Last week, a website called Silver State News published a story featuring an analysis by the newly formed Voter Reference Foundation that claimed to have found 15 out of Nevada’s 17 counties had logged more votes than voters in the 2020 election. (The story wasn’t true; a quick glance at Nevada’s 2020 voting data clearly shows more registered voters in the 2020 election than votes.)
But the false accusation is nothing new. In the aftermath of the 2020 election, Nevada was one of several battleground states targeted with election-related misinformation — so much so that the secretary of state’s office published a “Facts vs. Myths” page debunking the surfeit of conspiracy theories targeting the state.
And in April, Nevada Secretary of State Barbara Cegavske, a Republican, issued a report categorically denying voter registration shenanigans: “Our investigation revealed that these allegations and others are based largely upon an incomplete assessment of voter registration records and lack of information concerning the processes by which these records are compiled and maintained.”
Although the Silver State Times' core finding is easily debunked, the article also contained a number of other red flags. The Voter Reference Foundation, described in the article as “non-partisan,” is headed by a GOP activist named Doug Truax, a failed Illinois senate candidate whose PAC was financed by Chicago-based conservative megadonor Dick Uihlein.
The article also neglects to mention that the only person quoted in the story, Voter Reference Foundation’s Executive Director, Gina Swoboda, previously worked for the Trump campaign.
The site’s parent company, Metric Media, is a collaboration between former journalist and conservative businessman Brian Timpone — whose previous local news venture went up in flames after its publications were revealed to have plagiarized stories, falsified quotes, and published fake bylines — and a number of Trump-aligned political activists.
The New York Times reported that content on the network's sites is “directed by political groups and corporate P.R. firms to promote a Republican candidate or a company, or to smear their rivals.”

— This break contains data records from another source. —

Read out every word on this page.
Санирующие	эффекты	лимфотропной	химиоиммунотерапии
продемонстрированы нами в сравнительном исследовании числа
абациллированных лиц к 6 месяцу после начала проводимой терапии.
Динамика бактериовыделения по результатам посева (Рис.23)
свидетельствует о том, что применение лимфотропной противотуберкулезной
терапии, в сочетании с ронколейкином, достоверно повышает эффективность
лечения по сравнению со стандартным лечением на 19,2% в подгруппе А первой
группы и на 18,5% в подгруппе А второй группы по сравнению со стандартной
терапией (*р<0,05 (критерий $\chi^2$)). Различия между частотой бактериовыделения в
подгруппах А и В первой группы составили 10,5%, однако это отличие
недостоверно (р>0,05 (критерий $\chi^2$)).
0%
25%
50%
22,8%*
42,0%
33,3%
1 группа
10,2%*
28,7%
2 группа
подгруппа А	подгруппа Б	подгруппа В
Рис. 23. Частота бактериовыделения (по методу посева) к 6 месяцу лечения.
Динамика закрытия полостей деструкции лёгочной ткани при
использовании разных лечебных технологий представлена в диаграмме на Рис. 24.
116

In the runup to the 2020 election, Metric Media’s sites were responsible for misleading stories in Michigan and Illinois (where the East Central Reporter is owned by Metric). Last fall, Media Matters identified similar bogus Metric Media stories that were shared by right-wing actors.
Yet the fact that the Nevada voting story was false didn’t deter several prominent Trump devotees from sharing it online. Liz Harrington, spokesperson to former President Donald Trump, tweeted a link to the story that garnered more than 8,500 interactions. Disgraced Trump attorney Jenna Ellis shared the story on Facebook. So did former Republican National Committee official Harmeet Dhillon.
The Tennessee Star – another outlet connected to a network of hyperpartisan news pages with a history of promoting ridiculous voter fraud conspiracy theories — republished the story directly from Silver State News. It also spread around Reddit.
On August 6, One America News Network host Natalie Harp cited the Voter Reference Foundation data in a segment about voter fraud claims in Wisconsin and Nevada prefacing an interview with former Trump personal lawyer Rudy Giuliani about his absurd election theories. In the segment, Harp suggested that recent bogus voter fraud claims were evidence that the U.S. is a “banana republic” that no longer hosts free and fair elections.
Though most of us have moved on from the 2020 election, the MAGA right continues to share fabricated claims of alleged voting shenanigans. These claims are clearly baseless, but the fact that they’re still ricocheting around right-wing media eight months after an election should scare us all.